Tento text není v aktuálním jazyce dostupný. Zobrazuje se verze "en".Abstrakt

Background/Aim. Ultrastructural analysis of tumours has shown many common characteristics of certain neoplasms, as well as their specificities. Primary renal epithelial tumours with granular oncocytic cytoplasm is a very heterogeneous group in their histological origin and biological behaviour, which results in a difference in treatment and prognosis of the disease, making accurate morphological diagnosis necessary. The aim of this study was to determine ultrastructural similarities and differences among primary renal epithelial tumours with granular oncocytic cytoplasm. Methods. The analysis of archival and routine material in the archives of the Department of Pathology, University Hospital in Plzen, Czech Republic, as well as archival and routine material in the Centre for Pathology and Histology, Clinical Centre of Vojvodina in Novi Sad, discovered 346 primary renal epithelial tumours with granular oncocytic cytoplasm and divided them into 5 groups:

1) renal oncocytoma (RO) (234 tumours),

2) oncocytic papillary renal cell carcinoma (O-PRCC) (12 tumours),

3. sporadic renal hybrid oncocytic/chromophobe tumour (HOCT) without evidence of Birt Hogg Dube syndrome (BHD) (14 tumours),

4) chromophobe renal cell carcinoma (ChRCC) (21 tumours) and

5) granular renal cell carcinoma (RCC) [64 tumours + 1 clear cell RCC (CRCC) with hyaline globules]. Ultrastructural analysis of tumour cells at the subcellular level was done using electron microscope (Philips electron microscope TEM

208) at the Department of Pathology, University Hospital in Plzen, Czech Republic.

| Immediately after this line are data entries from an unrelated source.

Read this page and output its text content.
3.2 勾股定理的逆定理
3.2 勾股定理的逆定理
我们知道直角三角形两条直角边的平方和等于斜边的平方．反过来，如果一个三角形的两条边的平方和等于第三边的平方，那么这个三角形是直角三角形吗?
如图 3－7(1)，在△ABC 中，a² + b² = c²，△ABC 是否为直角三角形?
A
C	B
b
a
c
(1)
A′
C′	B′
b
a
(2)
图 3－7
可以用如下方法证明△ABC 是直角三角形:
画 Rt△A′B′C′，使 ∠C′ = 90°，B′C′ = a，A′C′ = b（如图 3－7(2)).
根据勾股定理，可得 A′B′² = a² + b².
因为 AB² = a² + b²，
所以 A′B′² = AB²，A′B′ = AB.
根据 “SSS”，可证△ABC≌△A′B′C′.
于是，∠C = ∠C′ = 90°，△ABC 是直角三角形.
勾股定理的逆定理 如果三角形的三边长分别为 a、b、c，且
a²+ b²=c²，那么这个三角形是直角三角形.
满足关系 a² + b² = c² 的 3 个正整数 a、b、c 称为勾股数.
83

Cellular organelles and pigments were evaluated in 5 tumours from each group according to the simple random sample principle with a total of 30 analysed tumours. Results. In all analysed primary renal epithelial tumours with granular oncocytic, cytoplasm dominant organelles were mitochondria. Specific ultrastructural characteristics of RO were round mitochondria with lamellar cristae, whereas ChRCC had numerous typical cytoplasmic microvesicles 100-700 nm large and mitochondria with tubulovesicular, lamellar and circular cristae. Ultrastructural specificity of hybrid tumours were rare microvesicles and numerous mitochondria of O-PRCC mitochondria with lamellar cristae and small intracytoplasmic vesicles, 100-200 nm large, and of granular RCC, in addition to mitochondria, also glassy hyaline globules (GHG). Conclusion. Ultrastructural analysis indicates mitochondria as the dominant organelle in the analysed tumours. Electron microscopy showed specificities, i.e., differences in appearance of cristae, presence and size of vesicles as well as deposition of pigment in and out of cytoplasm and glassy hyaline globules.